Right. Which is to say that I don't think there is any way to actually
*solve* this problem. If you send the challenge and a network glitch
causes a socket exception what can the server do? Ans: nothing. You can't
just start over because if you sent a 403 error it will just cause the
Network Password Dialog to appear.

I didn't really think this could occur so frequently. I mean the
socket has to be totally idle and then timeout and close at the instant
between the time the client is sends a type-2-message but before the
server receives the corresponding type-3-message and get's a lock
on the transport to do the logon. By default the NtlmHttpFilter sets
jcifs.smb.client.soTimeout to *5 minutes* so I thought probability would
be in my favor. Are you setting soTimeout yourself?

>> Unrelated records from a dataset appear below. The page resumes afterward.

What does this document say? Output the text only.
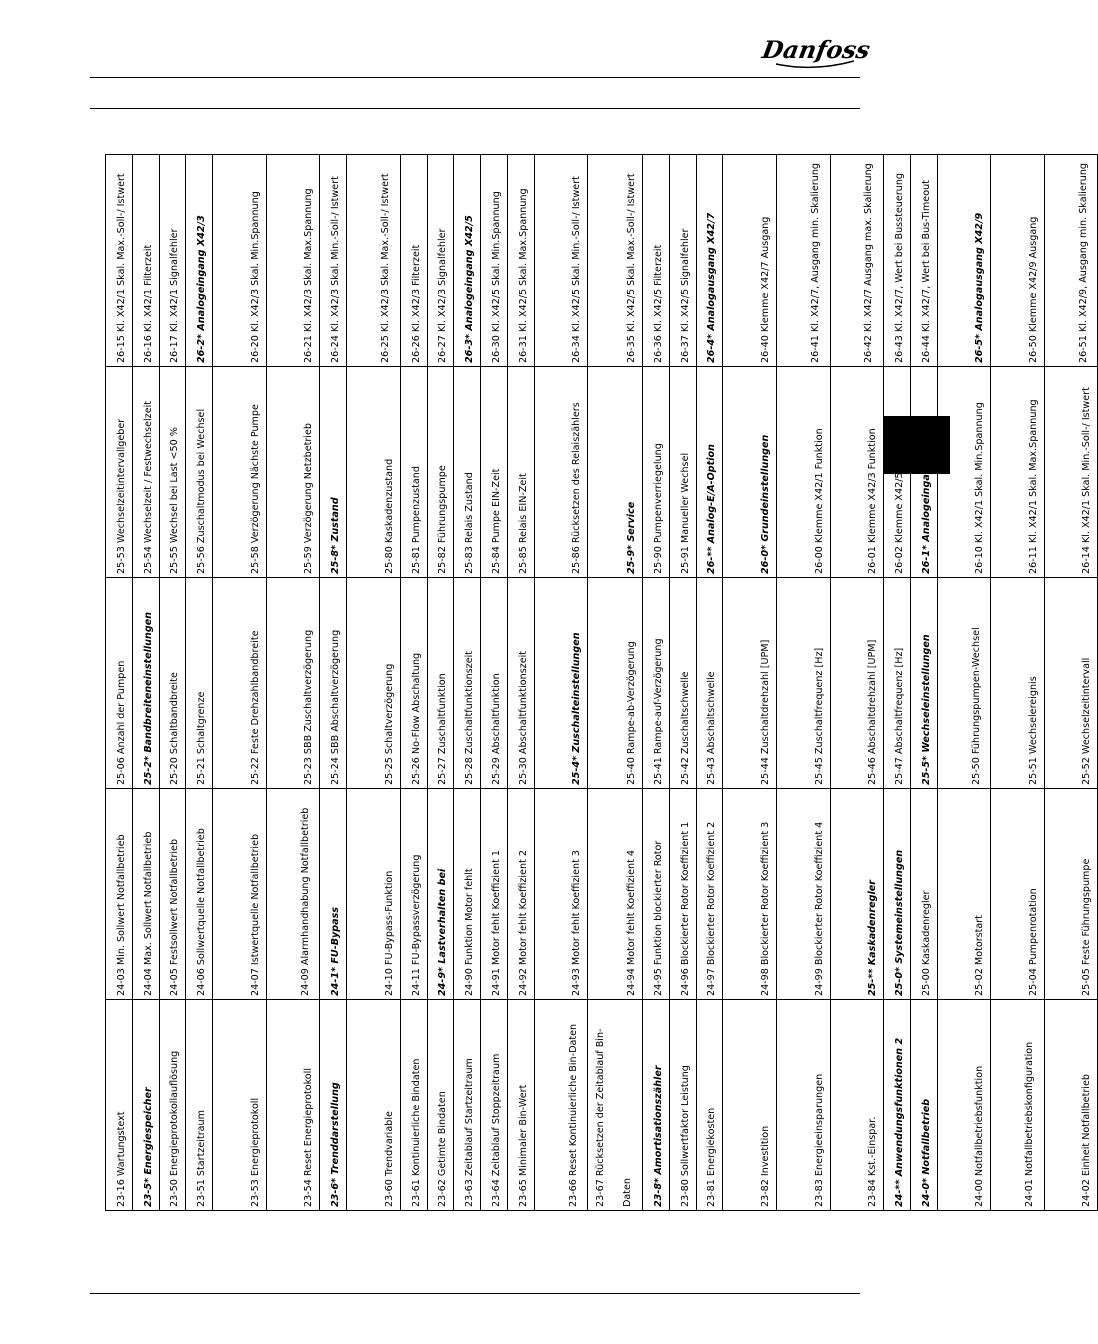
Danfoss
23-16 Wartungstext	24-03 Min. Sollwert Notfallbetrieb	25-06 Anzahl der Pumpen	25-53 Wechselzeitintervallgeber	26-15 Kl. X42/1 Skal. Max.-Soll-/ Istwert
23-5* Energiespeicher	24-04 Max. Sollwert Notfallbetrieb	25-2* Bandbreiteneinstellungen	25-54 Wechselzeit / Festwechselzeit	26-16 Kl. X42/1 Filterzeit
23-50 Energieprotokollauflösung	24-05 Festsollwert Notfallbetrieb	25-20 Schaltbandbreite	25-55 Wechsel bei Last <50 %	26-17 Kl. X42/1 Signalfehler
23-51 Startzeitraum	24-06 Sollwertquelle Notfallbetrieb	25-21 Schaltgrenze	25-56 Zuschaltmodus bei Wechsel	26-2* Analogeingang X42/3
23-53 Energieprotokoll	24-07 Istwertquelle Notfallbetrieb	25-22 Feste Drehzahlbandbreite	25-58 Verzögerung Nächste Pumpe	26-20 Kl. X42/3 Skal. Min.Spannung
23-54 Reset Energieprotokoll	24-09 Alarmhandhabung Notfallbetrieb	25-23 SBB Zuschaltverzögerung	25-59 Verzögerung Netzbetrieb	26-21 Kl. X42/3 Skal. Max.Spannung
23-6* Trenddarstellung	24-1* FU-Bypass	25-24 SBB Abschaltverzögerung	25-8* Zustand	26-24 Kl. X42/3 Skal. Min.-Soll-/ Istwert
23-60 Trendvariable	24-10 FU-Bypass-Funktion	25-25 Schaltverzögerung	25-80 Kaskadenzustand	26-25 Kl. X42/3 Skal. Max.-Soll-/ Istwert
23-61 Kontinuierliche Bindaten	24-11 FU-Bypassverzögerung	25-26 No-Flow Abschaltung	25-81 Pumpenzustand	26-26 Kl. X42/3 Filterzeit
23-62 Getimte Bindaten	24-9* Lastverhalten bei	25-27 Zuschaltfunktion	25-82 Führungspumpe	26-27 Kl. X42/3 Signalfehler
23-63 Zeitablauf Startzeitraum	24-90 Funktion Motor fehlt	25-28 Zuschaltfunktionszeit	25-83 Relais Zustand	26-3* Analogeingang X42/5
23-64 Zeitablauf Stoppzeitraum	24-91 Motor fehlt Koeffizient 1	25-29 Abschaltfunktion	25-84 Pumpe EIN-Zeit	26-30 Kl. X42/5 Skal. Min.Spannung
23-65 Minimaler Bin-Wert	24-92 Motor fehlt Koeffizient 2	25-30 Abschaltfunktionszeit	25-85 Relais EIN-Zeit	26-31 Kl. X42/5 Skal. Max.Spannung
23-66 Reset Kontinuierliche Bin-Daten	24-93 Motor fehlt Koeffizient 3	25-4* Zuschalteinstellungen	25-86 Rücksetzen des Relaiszählers	26-34 Kl. X42/5 Skal. Min.-Soll-/ Istwert
23-67 Rücksetzen der Zeitablauf Bin-Daten	24-94 Motor fehlt Koeffizient 4	25-40 Rampe-ab-Verzögerung	25-9* Service	26-35 Kl. X42/5 Skal. Max.-Soll-/ Istwert
23-8* Amortisationszähler	24-95 Funktion blockierter Rotor	25-41 Rampe-auf-Verzögerung	25-90 Pumpenverriegelung	26-36 Kl. X42/5 Filterzeit
23-80 Sollwertfaktor Leistung	24-96 Blockierter Rotor Koeffizient 1	25-42 Zuschaltschwelle	25-91 Manueller Wechsel	26-37 Kl. X42/5 Signalfehler
23-81 Energiekosten	24-97 Blockierter Rotor Koeffizient 2	25-43 Abschaltschwelle	26-** Analog-E/A-Option	26-4* Analogausgang X42/7
23-82 Investition	24-98 Blockierter Rotor Koeffizient 3	25-44 Zuschaltdrehzahl [UPM]	26-0* Grundeinstellungen	26-40 Klemme X42/7 Ausgang
23-83 Energieeinsparungen	24-99 Blockierter Rotor Koeffizient 4	25-45 Zuschaltfrequenz [Hz]	26-00 Klemme X42/1 Funktion	26-41 Kl. X42/7, Ausgang min. Skalierung
23-84 Kst.-Einspar.	25-** Kaskadenregler	25-46 Abschaltdrehzahl [UPM]	26-01 Klemme X42/3 Funktion	26-42 Kl. X42/7 Ausgang max. Skalierung
24-** Anwendungsfunktionen 2	25-0* Systemeinstellungen	25-47 Abschaltfrequenz [Hz]	26-02 Klemme X42/5 Funktion	26-43 Kl. X42/7, Wert bei Bussteuerung
24-0* Notfallbetrieb	25-00 Kaskadenregler	25-5* Wechseleinstellungen	26-1* Analogeingang X42/1	26-44 Kl. X42/7, Wert bei Bus-Timeout
24-00 Notfallbetriebsfunktion	25-02 Motorstart	25-50 Führungspumpen-Wechsel	26-10 Kl. X42/1 Skal. Min.Spannung	26-5* Analogausgang X42/9
24-01 Notfallbetriebskonfiguration	25-04 Pumpenrotation	25-51 Wechselereignis	26-11 Kl. X42/1 Skal. Max.Spannung	26-50 Klemme X42/9 Ausgang
24-02 Einheit Notfallbetrieb	25-05 Feste Führungspumpe	25-52 Wechselzeitintervall	26-14 Kl. X42/1 Skal. Min.-Soll-/ Istwert	26-51 Kl. X42/9, Ausgang min. Skalierung
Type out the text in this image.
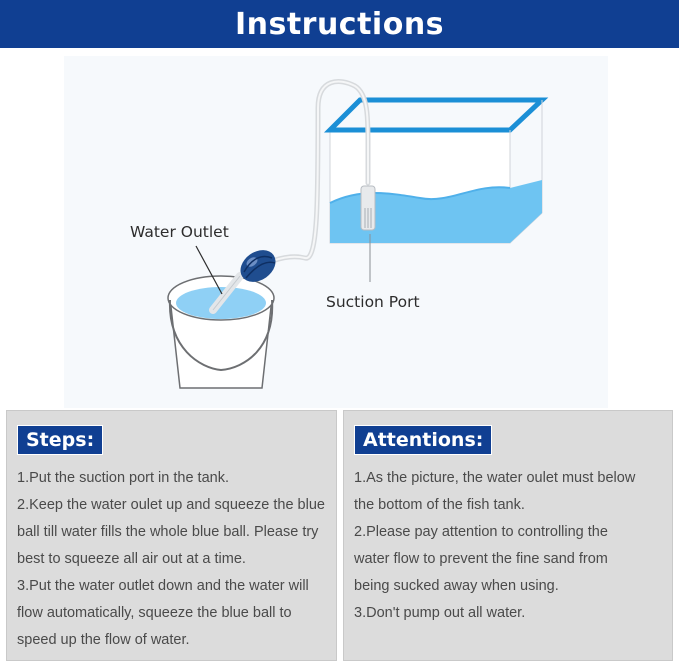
Instructions
Water Outlet
Suction Port
Steps:
1.Put the suction port in the tank.
2.Keep the water oulet up and squeeze the blue
ball till water fills the whole blue ball. Please try
best to squeeze all air out at a time.
3.Put the water outlet down and the water will
flow automatically, squeeze the blue ball to
speed up the flow of water.
Attentions:
1.As the picture, the water oulet must below
the bottom of the fish tank.
2.Please pay attention to controlling the
water flow to prevent the fine sand from
being sucked away when using.
3.Don't pump out all water.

As an aside --  the transport rewrite is going to have the potential to
deal with this a little better. This actually has a little to do with
concurrency error described some time back. There are two phases to the
new transport. The first part was to make the locking simplier. That
is done and in jcifs-1.1.11trans2. The second part has to do with
coordinating threads trying to build objects that require multiple
messages over the network. For that I need to work out extended security
which needs SPNEGO, which needs GSS-API, which delves into LoginModules,
which needs Principals, which needs Sids, etc. So at the moment I'm
pushing more onto the stack than I'm popping off but when I finally unwind
I'll be able to see where I might add ref-counting so I can supress the
soTimeout behavior alltogether if a multi-message negotiation is taking
place (or if there are open file descriptors).

Don't worry, this is all part of my master plan! Bwhaahahahaa :->

Mike